Stellantis, 2025 yılı ilk çeyreğine ait satış rakamlarını duyurdu. Şirket, ocak ile mart ayları arasında gerçekleştirdiği satışlarda önemli bir düşüş yaşandığını bildirdi.
Yıllık bazda değerlendirildiğinde, Stellantis’in araç satışlarının geçen yılın aynı dönemine kıyasla yüzde 9 oranında azaldığı ve toplamda 1,2 milyon adete gerilediği belirtiliyor. Bu düşüş, şirketin global bazda karşılaştığı zorluklara dikkat çekiyor.
Şirketin Avrupa dışında en önemli pazarı olan Kuzey Amerika’daki satışlar ise daha çarpıcı bir gözle görülüyor. Bu bölgedeki araç satışlarının geçen yılın ilk çeyreğine göre yüzde 20 oranında düştüğü ve 325 bin adede indiği kaydedildi. Stellantis, bu satışlardaki azalmayı, uzun bir tatil sezonunun üretimi yavaşlatan bir faktör olarak değerlendirdi.
Ayrıca, şirket tarafından yapılan açıklamada, mart ayında Kuzey Amerika’daki müşteri siparişlerinin Temmuz 2023’ten bu yana en iyi seviyeye ulaştığına dair bir bilgi de paylaşıldı. Bu durum, şirkete gelecekteki satışlarıyla ilgili umut verici bir sinyal olarak değerlendirilebilir.
Avrupa, Stellantis’in en büyük pazarı olma özelliğini sürdürüyor. Ancak, bu bölgede de araç teslimatlarının yüzde 8 oranında azalarak 568 bine düştüğü vurgulandı. Bu durum, Avrupa otomotiv pazarında genel olarak yaşanan yavaşlama ile de ilişkilendirilebilir.

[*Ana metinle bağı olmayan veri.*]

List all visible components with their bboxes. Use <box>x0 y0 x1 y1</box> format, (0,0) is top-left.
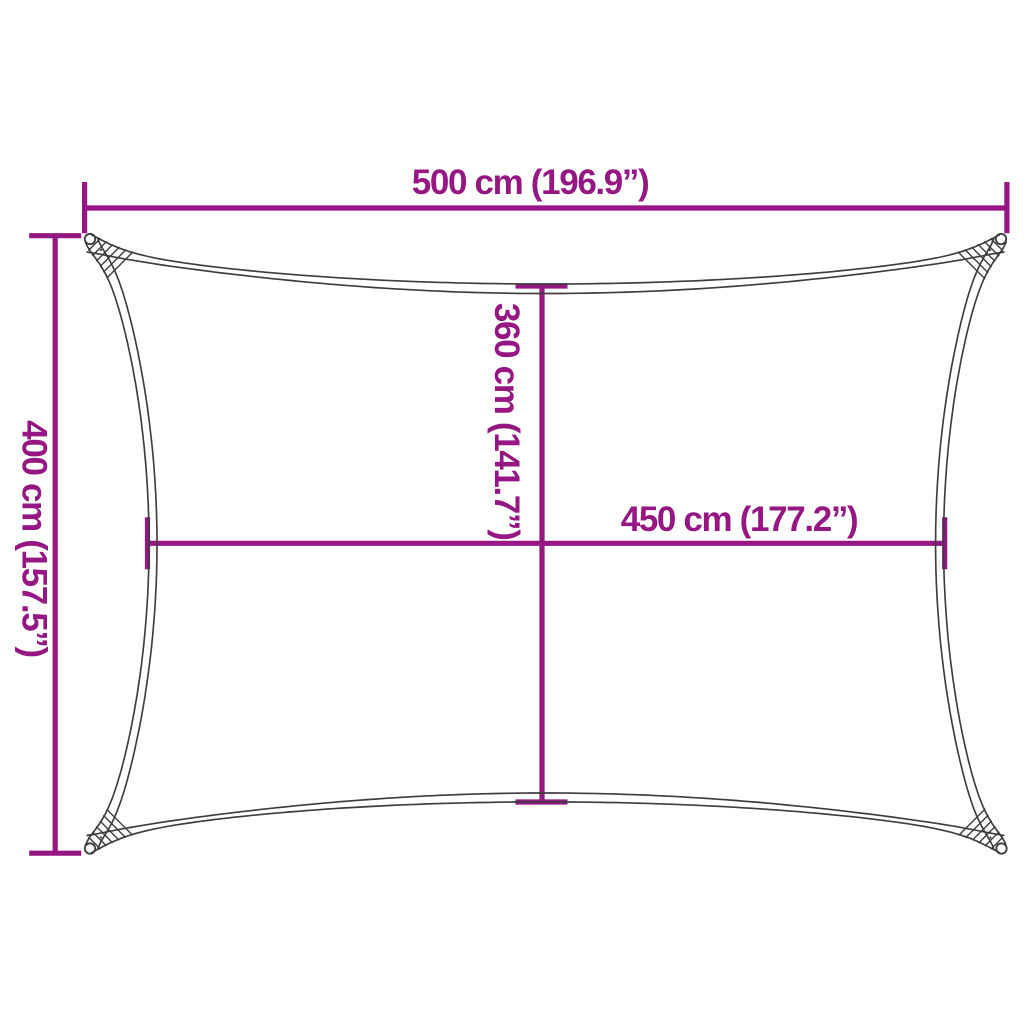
svg-text:450 cm (177.2”): 450 cm (177.2”) <box>621 500 858 539</box>
svg-text:360 cm (141.7”): 360 cm (141.7”) <box>487 303 526 540</box>
svg-text:500 cm (196.9”): 500 cm (196.9”) <box>412 163 649 202</box>
svg-text:400 cm (157.5”): 400 cm (157.5”) <box>14 420 53 657</box>
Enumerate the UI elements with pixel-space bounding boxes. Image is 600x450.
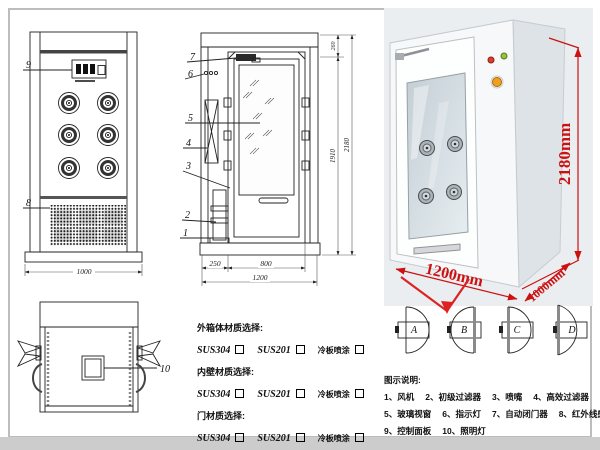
fan-unit (210, 190, 229, 243)
door-handle-side (259, 198, 288, 203)
air-grille (50, 205, 126, 246)
nozzles-front (59, 93, 119, 179)
option-label: SUS304 (197, 389, 230, 400)
material-section: 外箱体材质选择: SUS304SUS201冷板喷涂 (197, 321, 382, 358)
legend-title: 图示说明: (384, 374, 596, 386)
emergency-button (493, 78, 502, 87)
air-shower-spec-sheet: 9 8 1000 (0, 0, 600, 450)
callout-5-label: 5 (188, 113, 193, 124)
material-options-row: SUS304SUS201冷板喷涂 (197, 340, 382, 358)
indicator-lights-drawing (204, 71, 217, 74)
option-label: 冷板喷涂 (318, 390, 350, 399)
dim-260: 260 (331, 42, 337, 51)
legend-item: 8、红外线感应器 (559, 409, 600, 419)
door-option-d: D (548, 300, 592, 360)
checkbox (235, 433, 244, 442)
height-dimensions: 260 1910 2180 (320, 35, 356, 255)
width-dimensions: 250 800 1200 (202, 243, 317, 286)
option-label: SUS304 (197, 433, 230, 444)
material-options-row: SUS304SUS201冷板喷涂 (197, 384, 382, 402)
door-option-c: C (496, 300, 540, 360)
callout-9: 9 (23, 60, 72, 71)
material-section: 门材质选择: SUS304SUS201冷板喷涂 (197, 409, 382, 446)
filter-unit (205, 100, 218, 163)
checkbox (296, 345, 305, 354)
checkbox (355, 389, 364, 398)
option-label: SUS201 (257, 389, 290, 400)
legend-item: 6、指示灯 (442, 409, 481, 419)
product-photo: 2180mm 1200mm 1000mm (384, 8, 594, 308)
photo-height-label: 2180mm (555, 123, 574, 185)
option-label: SUS201 (257, 433, 290, 444)
checkbox (296, 389, 305, 398)
front-width-value: 1000 (77, 267, 92, 276)
dim-1910: 1910 (329, 149, 337, 164)
option-label: 冷板喷涂 (318, 346, 350, 355)
checkbox (296, 433, 305, 442)
legend-item: 5、玻璃视窗 (384, 409, 431, 419)
checkbox (235, 345, 244, 354)
door-option-a: A (392, 300, 436, 360)
callout-3-label: 3 (185, 161, 191, 172)
legend-item: 10、照明灯 (442, 426, 485, 436)
door-swing-options: A B C D (392, 300, 596, 360)
material-section-title: 内壁材质选择: (197, 365, 382, 378)
legend-item: 1、风机 (384, 392, 414, 402)
red-indicator-light (488, 57, 494, 63)
door-option-label: A (410, 325, 418, 336)
door-option-label: C (514, 325, 521, 336)
door-option-label: B (461, 325, 467, 336)
dim-800: 800 (260, 259, 272, 268)
option-label: 冷板喷涂 (318, 434, 350, 443)
legend-row: 1、风机2、初级过滤器3、喷嘴4、高效过滤器 (384, 391, 596, 403)
green-indicator-light (501, 53, 507, 59)
option-label: SUS201 (257, 345, 290, 356)
checkbox (235, 389, 244, 398)
material-selection: 外箱体材质选择: SUS304SUS201冷板喷涂 内壁材质选择: SUS304… (197, 314, 382, 449)
legend: 图示说明: 1、风机2、初级过滤器3、喷嘴4、高效过滤器 5、玻璃视窗6、指示灯… (384, 374, 596, 442)
legend-row: 9、控制面板10、照明灯 (384, 425, 596, 437)
dim-250: 250 (209, 259, 221, 268)
top-view-drawing: 10 (15, 296, 190, 428)
legend-item: 9、控制面板 (384, 426, 431, 436)
cabinet-3d (390, 20, 565, 287)
callout-10-label: 10 (160, 364, 170, 375)
side-view-drawing: 7 6 5 4 3 2 1 260 1910 2180 (180, 28, 388, 298)
material-section-title: 外箱体材质选择: (197, 321, 382, 334)
side-wings (18, 341, 160, 392)
door-option-label: D (567, 325, 576, 336)
material-section-title: 门材质选择: (197, 409, 382, 422)
callout-2-label: 2 (185, 210, 190, 221)
door-option-b: B (444, 300, 488, 360)
option-label: SUS304 (197, 345, 230, 356)
legend-item: 2、初级过滤器 (425, 392, 481, 402)
control-panel (72, 60, 106, 81)
ceiling-lamp (82, 356, 104, 380)
front-view-drawing: 9 8 1000 (18, 28, 178, 288)
checkbox (355, 433, 364, 442)
front-width-dimension: 1000 (25, 264, 142, 276)
legend-item: 3、喷嘴 (492, 392, 522, 402)
callout-1-label: 1 (183, 228, 188, 239)
callout-8-label: 8 (26, 198, 31, 209)
legend-row: 5、玻璃视窗6、指示灯7、自动闭门器8、红外线感应器 (384, 408, 596, 420)
legend-item: 4、高效过滤器 (533, 392, 589, 402)
door-side (224, 52, 309, 243)
top-view-outline (40, 302, 138, 412)
checkbox (355, 345, 364, 354)
dim-1200: 1200 (253, 273, 268, 282)
material-options-row: SUS304SUS201冷板喷涂 (197, 428, 382, 446)
callout-9-label: 9 (26, 60, 31, 71)
dim-2180: 2180 (343, 138, 351, 153)
legend-item: 7、自动闭门器 (492, 409, 548, 419)
material-section: 内壁材质选择: SUS304SUS201冷板喷涂 (197, 365, 382, 402)
callout-4-label: 4 (186, 138, 191, 149)
door-closer (236, 54, 256, 61)
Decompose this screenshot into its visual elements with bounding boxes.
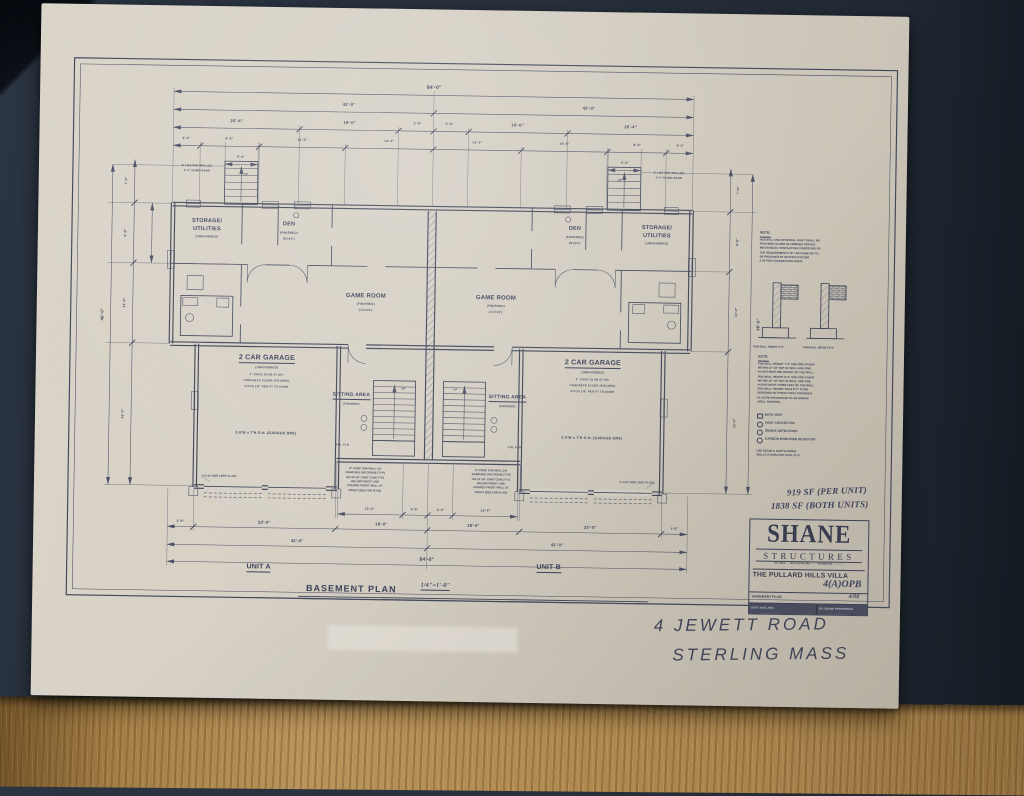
dim-label: 5'-8": [414, 122, 422, 125]
unit-b-label: UNIT B: [536, 564, 561, 573]
sf-both-units-handwriting: 1838 SF (BOTH UNITS): [771, 500, 869, 511]
dim-label: 4'-0": [437, 509, 445, 512]
dim-label: 5'-8": [446, 123, 454, 126]
room-label-storage-right-3: (UNFINISHED): [645, 242, 668, 245]
dim-label: 23'-0": [121, 409, 124, 419]
unit-left-linework: [164, 160, 433, 500]
job-number-handwriting: 4(A)OPB: [823, 579, 862, 591]
garage-note-left-1: 4" CONC SLAB AT GR.: [250, 373, 284, 376]
fdn-detail2-label: FDN WALL HEIGHT 8'-0": [803, 346, 834, 351]
dim-label: 13'-0": [735, 307, 738, 317]
date-cell: DATE: NOV, 2004: [749, 603, 817, 614]
dim-label: 13'-0": [365, 508, 375, 511]
room-label-gameroom-left: GAME ROOM: [346, 293, 386, 300]
plan-title: BASEMENT PLAN: [306, 584, 397, 594]
dim-label: 13'-0": [481, 510, 491, 513]
note1-title: NOTE:: [760, 231, 771, 238]
room-label-gameroom-right-3: (14'x12'): [489, 311, 503, 314]
dim-label: 20'-4": [230, 119, 243, 123]
up-label-right: UP: [618, 179, 622, 182]
unit-a-label: UNIT A: [246, 563, 270, 572]
brand-address: P.O. BOX ·· · BOYLSTON, MA ····· · PHONE…: [750, 561, 868, 566]
dim-label: 14'-2": [472, 141, 482, 144]
garage-note-left-2: CONCRETE FLOOR (PITCHED): [244, 379, 290, 383]
dim-label: 14'-0": [559, 143, 569, 146]
room-label-storage-left: STORAGE/: [192, 219, 222, 225]
garage-note-left-3: PITCH 1/8" PER FT TO DOOR: [245, 385, 289, 388]
legend-item-co-detector: CARBON MONOXIDE DETECTOR: [757, 437, 823, 445]
note2-title: NOTE:: [758, 355, 769, 362]
up-label-stair-right: UP: [453, 388, 457, 391]
fin-flr-left: FIN. FLR: [336, 444, 349, 447]
dim-label: 42'-0": [583, 107, 596, 111]
note2-text: FDN WALL HEIGHT 7'-0" USE ONE #4 BARWITH…: [757, 362, 860, 405]
dim-label: 42'-0": [551, 543, 564, 547]
dim-label: 16'-0": [511, 124, 524, 128]
room-label-garage-left-2: (UNFINISHED): [255, 366, 278, 369]
dim-label: 23'-0": [733, 418, 736, 428]
dim-label: 5'-4": [621, 162, 629, 165]
room-label-gameroom-left-2: (FINISHED): [357, 303, 375, 306]
dim-label: 1'-6": [670, 528, 678, 531]
brand-name: SHANE: [750, 519, 868, 550]
note1-text: NATURAL AND ARTIFICIAL LIGHT SHALL BEPRO…: [760, 238, 862, 265]
pier-note-left-1: 8' LNG PAD WALL(S): [182, 165, 212, 168]
room-label-den-left-2: (FINISHED): [280, 231, 298, 234]
wood-table-edge: [0, 696, 1024, 795]
dim-label: 9'-6": [225, 138, 233, 141]
dim-label: 9'-8": [736, 238, 739, 246]
dim-label: 22'-0": [584, 526, 597, 530]
garage-note-right-2: CONCRETE FLOOR (PITCHED): [570, 384, 616, 388]
room-label-garage-left: 2 CAR GARAGE: [239, 354, 295, 363]
hdr-note-left: 2-2x10 HDR (SEE PLAN): [201, 475, 236, 478]
dim-label: 4'-4": [182, 137, 190, 140]
room-label-storage-left-2: UTILITIES: [193, 227, 221, 233]
up-label-stair-left: UP: [401, 388, 405, 391]
dim-label: 18'-0": [375, 522, 388, 526]
titleblock-footer-row: DATE: NOV, 2004 BY: SHANE PROPERTIES: [749, 602, 867, 615]
dim-label: 5'-4": [237, 156, 245, 159]
dim-label: 9'-8": [124, 229, 127, 237]
dim-label: 84'-0": [427, 86, 442, 91]
co-detector-circle-icon: [757, 437, 763, 443]
room-label-garage-right-2: (UNFINISHED): [581, 371, 604, 374]
dim-label: 22'-0": [258, 521, 271, 525]
garage-note-right-1: 4" CONC SLAB AT GR.: [576, 378, 610, 381]
dim-label: 1'-6": [176, 520, 184, 523]
title-block: SHANE STRUCTURES P.O. BOX ·· · BOYLSTON,…: [748, 518, 869, 616]
dim-label: 42'-0": [291, 539, 304, 543]
room-label-den-right-3: (9'x10'): [569, 242, 581, 245]
smoke-detector-circle-icon: [757, 429, 763, 435]
dim-label: 14'-2": [384, 140, 394, 143]
room-label-storage-right-2: UTILITIES: [643, 234, 671, 240]
bath-vent-square-icon: [757, 413, 763, 419]
dim-label: 7'-0": [737, 186, 740, 194]
dim-label: 13'-0": [123, 298, 126, 308]
legend-label: CARBON MONOXIDE DETECTOR: [765, 437, 823, 442]
room-label-gameroom-right: GAME ROOM: [476, 295, 516, 302]
handwritten-city-state: STERLING MASS: [672, 644, 849, 666]
fdn-detail1-label: FDN WALL HEIGHT 7'-0": [753, 345, 784, 350]
fdn-wall-detail-drawings: [758, 283, 846, 339]
room-label-gameroom-left-3: (14'x12'): [359, 309, 373, 312]
room-label-sitting-left-2: (FINISHED): [343, 403, 360, 406]
room-label-sitting-right-2: (FINISHED): [499, 405, 516, 408]
room-label-den-right-2: (FINISHED): [566, 236, 584, 239]
fdn-note-right: 8" CONC FDN WALL (4')DOWN BELOW GRADE (T…: [471, 468, 510, 495]
sheet-number-handwriting: 4/08: [849, 594, 860, 600]
legend-label: BATH VENT: [765, 413, 783, 417]
legend-item-heat-convector: HEAT CONVECTOR: [757, 421, 795, 428]
room-label-den-left: DEN: [283, 222, 295, 228]
dim-label: 16'-0": [343, 121, 356, 125]
pier-note-right-2: 4'-0" DOWN BAND: [655, 178, 682, 181]
dim-label: 20'-4": [624, 125, 637, 129]
room-label-den-right: DEN: [569, 227, 581, 233]
desk-right-shade: [894, 0, 1024, 710]
dim-label: 14'-0": [297, 139, 307, 142]
room-label-storage-left-3: (UNFINISHED): [195, 235, 218, 238]
blueprint-paper: STORAGE/ UTILITIES (UNFINISHED) DEN (FIN…: [31, 3, 910, 709]
erased-smudge: [327, 625, 517, 653]
plan-scale: 1/4"=1'-0": [421, 583, 451, 591]
dim-label: 42'-0": [343, 103, 356, 107]
dim-label: 9'-6": [633, 144, 641, 147]
dim-label: 46'-0": [100, 308, 104, 321]
room-label-den-left-3: (9'x10'): [283, 238, 295, 241]
legend-label: HEAT CONVECTOR: [765, 421, 795, 425]
dim-label: 18'-0": [467, 524, 480, 528]
room-label-gameroom-right-2: (FINISHED): [487, 305, 505, 308]
legend-item-smoke-detector: SMOKE DETECTORS: [757, 429, 797, 436]
handwritten-street-address: 4 JEWETT ROAD: [654, 614, 829, 636]
dim-label: 46'-0": [756, 318, 760, 331]
legend-footer: USE DOUBLE JOISTS UNDERWALLS IF GREATER …: [756, 449, 800, 458]
up-label-left: UP: [244, 173, 248, 176]
pier-note-left-2: 4'-0" DOWN BAND: [184, 170, 211, 173]
garage-note-right-3: PITCH 1/8" PER FT TO DOOR: [570, 390, 614, 393]
room-label-garage-right: 2 CAR GARAGE: [565, 359, 621, 368]
dim-label: 4'-4": [676, 145, 684, 148]
sheet-name: BASEMENT PLAN: [752, 594, 781, 598]
fin-flr-right: FIN. FLR: [508, 446, 521, 449]
dim-label: 7'-0": [125, 177, 128, 185]
pier-note-right-1: 8' LNG PAD WALL(S): [654, 173, 684, 176]
room-label-storage-right: STORAGE/: [642, 226, 672, 232]
legend-item-bath-vent: BATH VENT: [757, 413, 783, 419]
legend-label: SMOKE DETECTORS: [765, 429, 797, 434]
dim-label: 4'-0": [411, 508, 419, 511]
heat-convector-circle-icon: [757, 421, 763, 427]
dimension-lines-top: [173, 91, 694, 171]
dim-label: 84'-0": [419, 558, 434, 563]
room-label-sitting-right: SITTING AREA: [489, 395, 527, 402]
fdn-note-left: 8" CONC FDN WALL (4')DOWN BELOW GRADE (T…: [345, 466, 384, 493]
hdr-note-right: 2-2x10 HDR (SEE PLAN): [619, 482, 654, 485]
room-label-sitting-left: SITTING AREA: [333, 393, 371, 400]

Bunun yanı sıra, şirketin Asya-Pasifik bölgesindeki satışları da bir başka olumsuz gelişme olarak öne çıktı. Çin, Hindistan ve Asya Pasifik regionlarında satışların benzer bir dönemde yüzde 20 oranında düştüğü kaydedildi. Ancak, Güney Amerika pazarında ise farklı bir tablo görmek mümkün. Bu bölgede, Stellantis’in satışları yüzde 19 oranında bir artış kaydetti ve bu durum, şirket için önemli bir pozitif gelişme oldu.
Özetle, Stellantis’in 2025 yılı ilk çeyrek satış rakamları, firmanın en büyük pazarı olan Avrupa’da ve Kuzey Amerika’da yaşanan ciddi satış düşüşleri ile belirginleşti. Ancak Güney Amerika gibi bazı bölgelerdeki artışlar, şirketin global stratejileri açısından umut vaat eden fırsatlar sunmaktadır. Gelecek dönemlerde, şirketin bu olumsuz etkileri bertaraf etmek adına nasıl bir strateji takip edeceği, otomotiv sektöründeki genel trendler açısından önemli bir belirleyici olacak gibi görünüyor.